The folks in Middletown now have a reason to get in on some of that fun with Check’s BBQ & Blues, a collaboration between Check’s owner, John Murrow, and business partner, Todd Zaborac. The small Middletown space in a strip mall was created as a sort of hybrid between Check’s and the former Scotty’s Ribs & More, the previous tenant before the changeover.
The space was known to the neighborhood for about a decade-and-a-half as Bubba’s Bub-Ba-Que, featuring fare made by the owner and chef Hal Steinbeck. When he retired, he passed on his recipe to Scotty’s, creating the new look — there was a remodel before the new Check’s opened back in the spring — neighborhood barbecue joint and tavern.
The split space has a long, L-shaped bar on one side with a small row of tables and a full dining room on the other with plenty of seating, mostly high-tops for parties of varying sizes. TVs and beer signs dot the wood-trimmed walls, and both sections have their own entrances.
Boiled down, the place does have a Check’s sort of feel to it: unpretentious and laid back, with a focus on reasonably priced, quality bar fare. That said, I was not surprised when I stopped in for a late lunch and found several regulars bellied up to the bar, even with the slow period of the day rendering the dining room empty.

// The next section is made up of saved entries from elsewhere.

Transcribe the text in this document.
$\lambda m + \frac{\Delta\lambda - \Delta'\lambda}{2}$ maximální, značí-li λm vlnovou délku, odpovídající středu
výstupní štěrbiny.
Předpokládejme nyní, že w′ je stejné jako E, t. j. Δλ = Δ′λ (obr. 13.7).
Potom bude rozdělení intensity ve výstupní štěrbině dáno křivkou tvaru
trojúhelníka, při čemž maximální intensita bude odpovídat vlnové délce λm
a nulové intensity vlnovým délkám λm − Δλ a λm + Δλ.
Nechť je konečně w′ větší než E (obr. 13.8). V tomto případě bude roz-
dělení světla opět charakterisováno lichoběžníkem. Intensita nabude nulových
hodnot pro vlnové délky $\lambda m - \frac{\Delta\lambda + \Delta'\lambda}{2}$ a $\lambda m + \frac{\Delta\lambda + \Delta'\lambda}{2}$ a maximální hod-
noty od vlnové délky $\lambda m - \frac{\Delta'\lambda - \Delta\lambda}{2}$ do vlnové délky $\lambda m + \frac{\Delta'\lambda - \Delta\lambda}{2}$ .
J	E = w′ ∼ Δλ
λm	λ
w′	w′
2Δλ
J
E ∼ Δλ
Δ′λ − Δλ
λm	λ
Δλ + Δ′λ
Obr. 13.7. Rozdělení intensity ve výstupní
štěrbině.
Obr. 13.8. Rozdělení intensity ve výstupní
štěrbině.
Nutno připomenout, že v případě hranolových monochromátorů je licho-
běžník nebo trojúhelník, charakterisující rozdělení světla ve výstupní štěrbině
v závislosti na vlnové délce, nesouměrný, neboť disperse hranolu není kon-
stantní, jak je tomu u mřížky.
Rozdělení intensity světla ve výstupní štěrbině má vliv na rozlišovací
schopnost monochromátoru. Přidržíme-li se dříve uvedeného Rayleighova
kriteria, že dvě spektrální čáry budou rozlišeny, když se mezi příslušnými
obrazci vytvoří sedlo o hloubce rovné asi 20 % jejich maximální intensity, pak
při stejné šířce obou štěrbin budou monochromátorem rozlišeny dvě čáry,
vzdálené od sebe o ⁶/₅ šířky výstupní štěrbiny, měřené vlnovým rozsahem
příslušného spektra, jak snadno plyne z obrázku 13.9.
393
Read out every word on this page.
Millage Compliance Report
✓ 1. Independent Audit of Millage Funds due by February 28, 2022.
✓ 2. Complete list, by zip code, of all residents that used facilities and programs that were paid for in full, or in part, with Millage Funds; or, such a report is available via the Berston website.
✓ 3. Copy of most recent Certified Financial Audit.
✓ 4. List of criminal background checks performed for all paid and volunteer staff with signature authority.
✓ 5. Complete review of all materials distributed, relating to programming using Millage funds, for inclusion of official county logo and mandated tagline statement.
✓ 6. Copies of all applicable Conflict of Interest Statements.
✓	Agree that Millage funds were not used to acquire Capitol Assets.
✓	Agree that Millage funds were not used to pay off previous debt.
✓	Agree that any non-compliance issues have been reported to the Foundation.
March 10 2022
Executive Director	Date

The menu looks like a pretty even split down the middle, with plenty of barbecue options like barbecue sandwiches and half-pound brisket and pulled pork dinners, not to mention spare ribs and St. Louis-style ribs.
There are several burgers in the mix, and starters include items like barbecue nachos, loaded fries and pan-fried oysters.
For those Check’s Cafe purists, the signature white bean soup is on the menu along with the Check’s Fish Sandwich. (Sorry, folks, no chili-cheese fries.)
Looking to strike a balance, my eyes landed on the brisket chili. No, Check’s never put brisket in its chili to my knowledge, but it seemed like a good blend to start with. I was right. For starters, much like at Check’s in Schnitzelburg, the chili comes either with or without spaghetti, and onions and cheese are options.
I got mine with cheese and without spaghetti, and as soon as it was placed before me, garnished with a couple of packets of saltines, I saw beneath the mound of cheese that it did bear a strikingly resemblance to the chili I’d had at the cafe in previous years. There was one exception, however, in the form of a large hunk of brisket peeking through the deep, red chili.
I dug in and found more brisket than I’d imagined for the reasonable $5.99 price tag, in the form of big cubes, some of which were so tender that they fell apart in my mouth without chewing. The chili itself was bright and peppery, a bit on the salty side, but each bite that included brisket brought with a burst of rich, smoky flavor.
I lost count of how many chunks of brisket I gobbled up in the course of finishing the bowl, but I’m guessing it was 14 or 15 — probably a good quarter-pound of brisket. Not too shabby.
Feeling in a Check’s Cafe mood and my barbecue taste satisfied, I fell back on the fish sandwich, fried cod on your choice of white, wheat or rye, and a side of housemade tartar. I was already feeling a bit full from the chili, so I went with a one-piece sandwich ($7.99) instead of the double ($10.99). I also opted against paying $2.25 for a side from a tempting list that includes fried corn, mashed potatoes, potato salad, fried apples and more.
My sandwich came out fairly quickly, a sizable piece of breaded and fried cod with a crispy, light brown coating that was thick and crispy on the ends.
The thick, clean cut of cod was a win and was accented nicely by a thin layer of the crunchy-meets-creamy house tartar, which infuses so much bright pickle and lemony flavor that it was downright startling when I took that first bite.
Sweet pickles have never been a favorite of mine, but this was worth it.
All in all, Check’s BBQ & Blues is a worthy sister neighborhood tavern and restaurant for a Louisville classic that dates back generations.
As you guessed from the name, live music is a staple, and if you go for food, be sure to ask for the day’s specials. When I was there, $8.99 would have gotten you fried chicken livers, pork chops or chicken cordon bleu with two sides.
Check’s BBQ & Blues, located at 14049 Shelbyville Road, is open Monday through Thursday, 11 a.m. to 11 p.m.; Friday and Saturday, 11 a.m. to midnight; and Sunday, 11 a.m. to 10 p.m.